Now lets take a look at prices differently, monthly prices instead of 3-month averages.  This will give us a clearer picture of what prices are doing, not balanced out over three months.

The table above shows price increases slowing down  5-6%.  This chart clearly shows them dropping.  (The dashed lines are 3-month averages.) The just-released CAR forecast thinks prices will decline by 8.8%.  They are already declining, but a precipitous drop like 2008 is not in the cards.  2008 was truly a buyers market, or more accurately a foreclosure market.  In each of the valleys there is currently only one REO.  The lack of a need to sell will keep prices supported, although there is certainly reason to believe prices need to re-adjust after the crazy two years we have gone through.

Simi/Moorpark overall prices did not show a climb as strong as the Conejo chart above, because Conejo has a much wider range of price points.  But a softening is showing.

The market usually slows down this time of year.  At present, the slowdown is severe.  A recent report from homebuilders says there is also a strong slowdown in new construction.  Because we have a shortage of homes, that slowdown in new construction will help support existing home prices.

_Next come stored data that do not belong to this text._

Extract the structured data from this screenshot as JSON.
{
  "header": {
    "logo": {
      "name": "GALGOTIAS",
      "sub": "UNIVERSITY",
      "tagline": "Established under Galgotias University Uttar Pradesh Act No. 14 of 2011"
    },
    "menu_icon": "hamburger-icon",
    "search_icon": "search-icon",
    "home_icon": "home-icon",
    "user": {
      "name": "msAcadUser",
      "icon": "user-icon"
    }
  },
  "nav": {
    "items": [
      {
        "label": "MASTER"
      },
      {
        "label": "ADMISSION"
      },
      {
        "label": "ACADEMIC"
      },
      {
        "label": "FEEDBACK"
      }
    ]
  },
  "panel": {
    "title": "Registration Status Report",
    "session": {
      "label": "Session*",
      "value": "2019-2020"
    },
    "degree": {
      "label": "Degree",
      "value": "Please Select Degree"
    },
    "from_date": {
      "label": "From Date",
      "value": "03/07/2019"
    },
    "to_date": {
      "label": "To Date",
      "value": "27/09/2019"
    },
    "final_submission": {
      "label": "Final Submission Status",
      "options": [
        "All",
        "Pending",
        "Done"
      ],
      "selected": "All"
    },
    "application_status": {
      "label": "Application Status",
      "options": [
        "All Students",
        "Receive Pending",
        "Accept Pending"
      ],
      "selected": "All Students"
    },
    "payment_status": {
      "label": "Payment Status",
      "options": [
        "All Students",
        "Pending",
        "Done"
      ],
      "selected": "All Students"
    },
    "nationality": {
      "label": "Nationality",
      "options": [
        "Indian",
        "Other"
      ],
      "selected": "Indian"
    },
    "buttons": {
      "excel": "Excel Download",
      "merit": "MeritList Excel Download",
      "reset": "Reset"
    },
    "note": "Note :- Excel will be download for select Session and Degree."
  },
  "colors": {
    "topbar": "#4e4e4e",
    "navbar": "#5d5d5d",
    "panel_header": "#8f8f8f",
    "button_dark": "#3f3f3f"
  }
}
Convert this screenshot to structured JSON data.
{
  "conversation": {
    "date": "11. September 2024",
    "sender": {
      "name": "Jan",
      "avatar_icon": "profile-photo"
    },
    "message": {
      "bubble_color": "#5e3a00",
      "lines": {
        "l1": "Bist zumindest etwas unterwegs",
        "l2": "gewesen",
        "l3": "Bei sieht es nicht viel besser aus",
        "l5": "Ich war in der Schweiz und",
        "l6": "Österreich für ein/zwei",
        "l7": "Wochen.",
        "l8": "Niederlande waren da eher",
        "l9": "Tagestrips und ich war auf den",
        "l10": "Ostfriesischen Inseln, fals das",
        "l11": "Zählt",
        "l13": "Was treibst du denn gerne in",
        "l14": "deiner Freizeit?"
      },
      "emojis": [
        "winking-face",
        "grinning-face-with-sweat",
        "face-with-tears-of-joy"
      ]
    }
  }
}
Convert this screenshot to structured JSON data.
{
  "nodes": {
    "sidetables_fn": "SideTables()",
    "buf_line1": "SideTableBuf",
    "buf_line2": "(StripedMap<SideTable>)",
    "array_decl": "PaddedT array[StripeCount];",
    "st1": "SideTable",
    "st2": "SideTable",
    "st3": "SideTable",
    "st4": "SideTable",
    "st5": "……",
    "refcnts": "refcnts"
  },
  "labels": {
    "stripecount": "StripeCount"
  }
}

The seasons we celebrate are quickly upon us.  It is time to be thankful, to look forward to a new and prosperous year.  The medicine tastes bad, and is difficult to swallow, but it is temporary.  It is a process of getting things back to normal.

And remember, you are the authority on the housing market.  National news from NAR, statewide statistics from CAR, even this blog about our local areas are somewhat interesting.  But your clients want to know what the value of their home is doing, what did that home down the block sell for?  All real estate is local.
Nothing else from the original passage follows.